The Church of St. George, because of the invasion, was in a poor state, with only the sexton going there each evening to burn incense before the icons. When he went to the church that evening, he found the “Smolensk” image copy that had been stolen by the boyar lying face down on the altar. Of course, as these stories go, the boyar was very sorry for having taken the icon, and he resigned from the military and went on a pilgrimage to Vuidropusk in shabby clothing, in penance for his evil deed. And of course the point of the story is that, as in the quote from the Gospel, Mary in her icon “returned to her own house,” the Church of St. George in Vuidropusk. It all sounds very medieval, but remember that Russia in these days was largely illiterate, and it was easy for fantastic stories to spread (as they still do, even in a more literate Russia).
There is more to the story of this image, but that will give you a good picture of the fanciful origin stories of such icons.
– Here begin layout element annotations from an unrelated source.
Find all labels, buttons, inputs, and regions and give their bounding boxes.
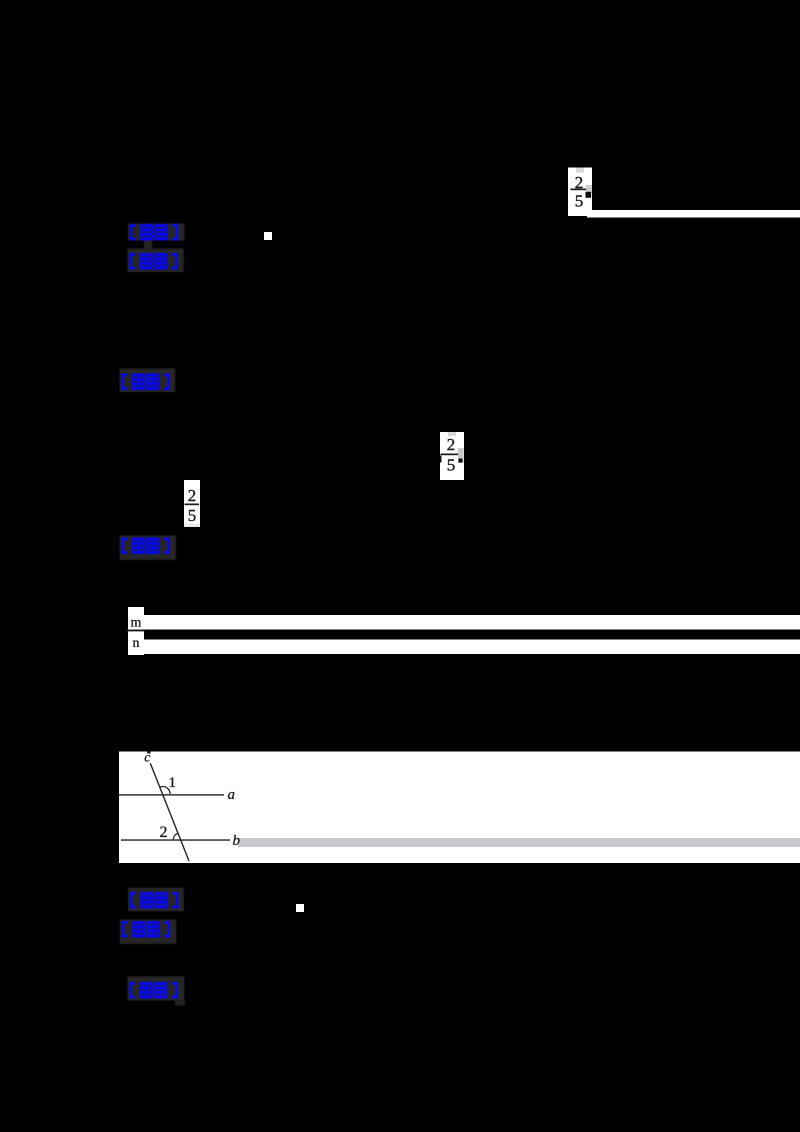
blue label 2 [fenxi]: [127, 248, 183, 272]
figure: gray highlight strip: [238, 838, 800, 847]
svg-text:5: 5: [188, 506, 197, 525]
figure: angle 2 arc: [173, 833, 177, 840]
blue label 6 [fenxi] q2: [120, 919, 176, 943]
fraction m/n white box: [126, 607, 145, 655]
long white strip 1: [144, 615, 800, 630]
blue label 7 [jieda] q2: [128, 976, 186, 1005]
svg-text:n: n: [133, 636, 140, 651]
blue label 1 [kaodian]: [128, 224, 185, 249]
long white strip 2: [144, 640, 800, 655]
fraction 2/5 (solution middle) white box: [440, 432, 464, 480]
blue label 3 [jieda]: [120, 368, 176, 392]
figure: white background: [119, 752, 800, 864]
fraction 2/5 (solution lower) white box: [184, 480, 200, 527]
figure: line a: [119, 794, 224, 796]
blue label 5 [kaodian] q2: [128, 888, 184, 912]
svg-text:2: 2: [188, 486, 197, 505]
figure: angle 1 arc: [160, 787, 170, 794]
svg-text:2: 2: [160, 824, 168, 841]
blue label 4 [dianping]: [120, 536, 176, 560]
svg-text:2: 2: [447, 435, 456, 454]
svg-text:1: 1: [169, 775, 177, 791]
svg-text:b: b: [233, 833, 241, 849]
figure: transversal c: [150, 763, 189, 861]
svg-text:m: m: [131, 616, 142, 631]
svg-text:5: 5: [447, 456, 456, 475]
svg-text:5: 5: [575, 192, 584, 211]
svg-text:c: c: [144, 751, 151, 766]
fraction 2/5 (question 1, top right) white box: [568, 168, 592, 217]
white strip top right: [587, 210, 800, 218]
svg-text:a: a: [228, 787, 236, 803]
white square 2: [296, 904, 304, 912]
white square 1: [264, 232, 272, 240]
figure: line b: [121, 839, 230, 841]
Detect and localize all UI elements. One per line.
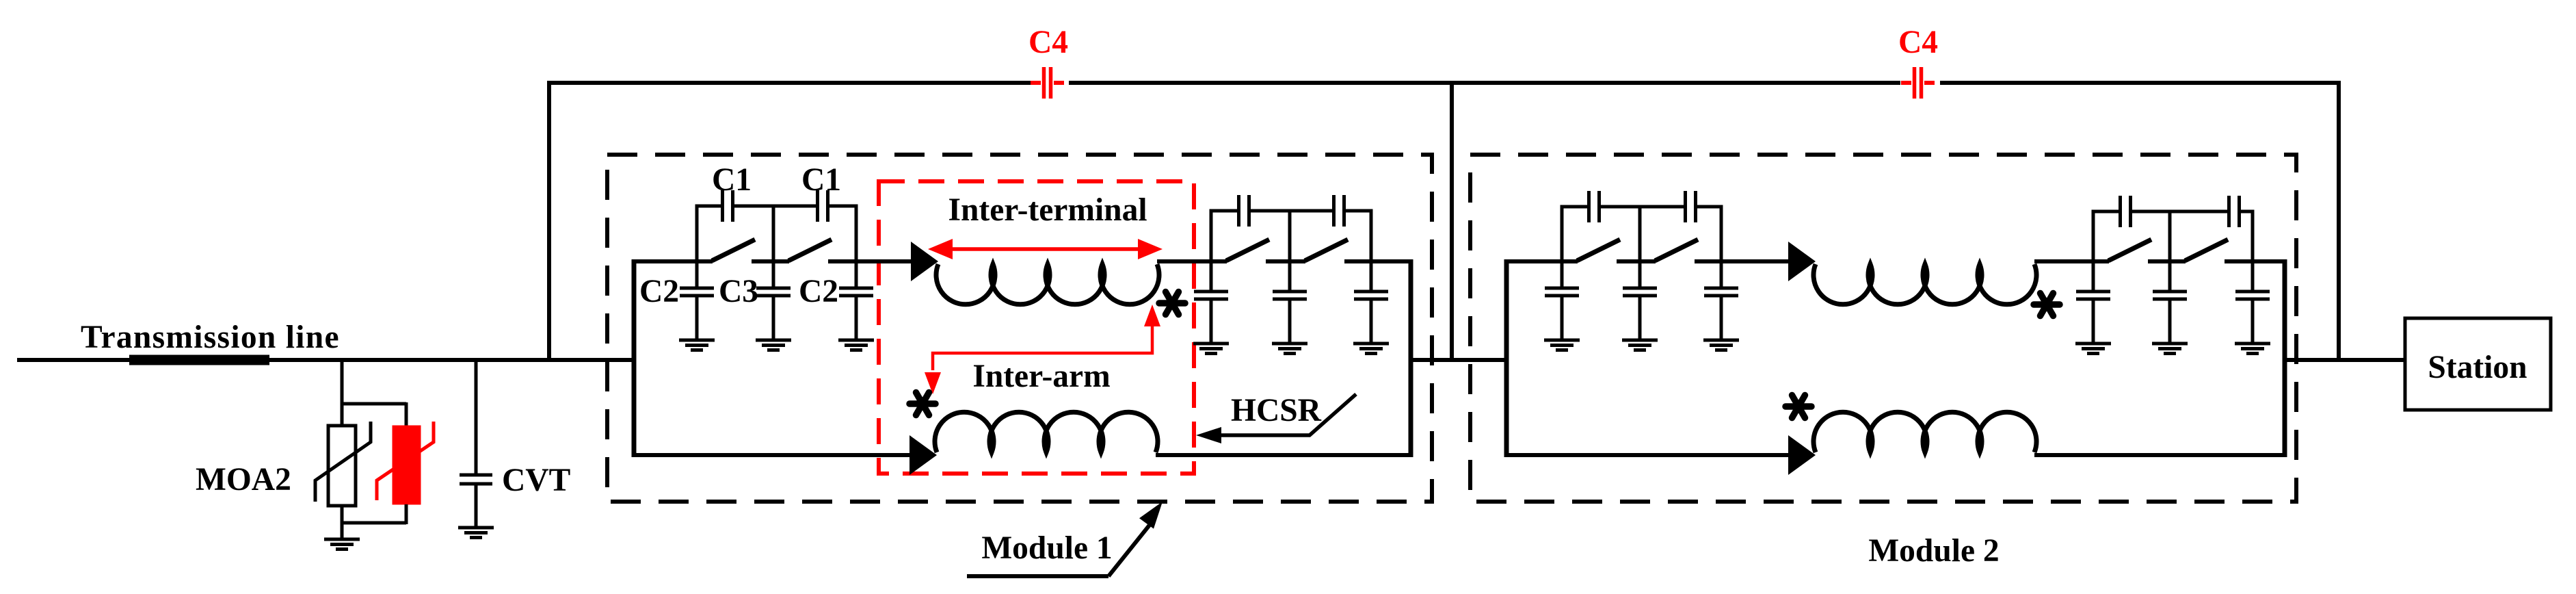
svg-text:Module 1: Module 1 <box>981 530 1112 566</box>
svg-text:C4: C4 <box>1028 25 1068 60</box>
svg-text:C2: C2 <box>639 274 679 309</box>
svg-text:Station: Station <box>2428 350 2527 385</box>
svg-text:Inter-terminal: Inter-terminal <box>948 192 1147 228</box>
svg-text:C2: C2 <box>799 274 838 309</box>
svg-text:Module 2: Module 2 <box>1868 533 1999 569</box>
svg-text:C1: C1 <box>712 162 752 198</box>
svg-text:Transmission line: Transmission line <box>81 320 340 355</box>
svg-text:C1: C1 <box>801 162 841 198</box>
svg-text:C3: C3 <box>719 274 758 309</box>
svg-text:MOA2: MOA2 <box>196 462 291 498</box>
svg-text:C4: C4 <box>1898 25 1938 60</box>
svg-text:CVT: CVT <box>502 463 570 498</box>
svg-text:HCSR: HCSR <box>1231 393 1322 428</box>
svg-text:Inter-arm: Inter-arm <box>972 359 1110 394</box>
Now, as to the difference in titles for such images, here is how it works:
The original Smolensk image, because it depicts Mary holding the Christ Child on one arm while gesturing toward him with the other hand, is classified under the generic title “Hodigitria.” This is a Greek word meaning “Way-Shower,” so Mary is gesturing toward Jesus, “The Way.”
There are, however, many icons of the Hodigitria form, so an individual “miracle-working” icon is given its own name, as in the case of the “Smolensk” image of Mary. A copy of such a secondary image that then manages to become known as also “miracle-working,” is then given its own title, often combined with the title of the “miracle-working” original. For example, the Vuidropusk copy of the “Smolensk” image is then called the Smolenskaya-Vuidropusskaya, including both names. A painter may leave out the “Smolensk” part and title the icon only by its individual name, “Vuidropusskaya,” as on the icon pictured here (actually it is written Vuidropusskiya, using the Church Slavic ending; -skaya is the Russian ending). In full, the title on this icon is Obraz Vuidropuskiya Bogoroditsui — “Image of the Vuidropusk Birthgiver of God”
So, in listings of presumed “wonderworking” Marian icons, one often finds copies or versions of the Hodigitria type, such as the “Smolensk” image, listed thus:
Hodigitria Smolenskaya Vuidropusskaya.
Again, in such cases, the actual written name on the icon may be either “Smolenskaya Vuidropusskaya,” or as in today’s example, simply “Vuidropusskaya.”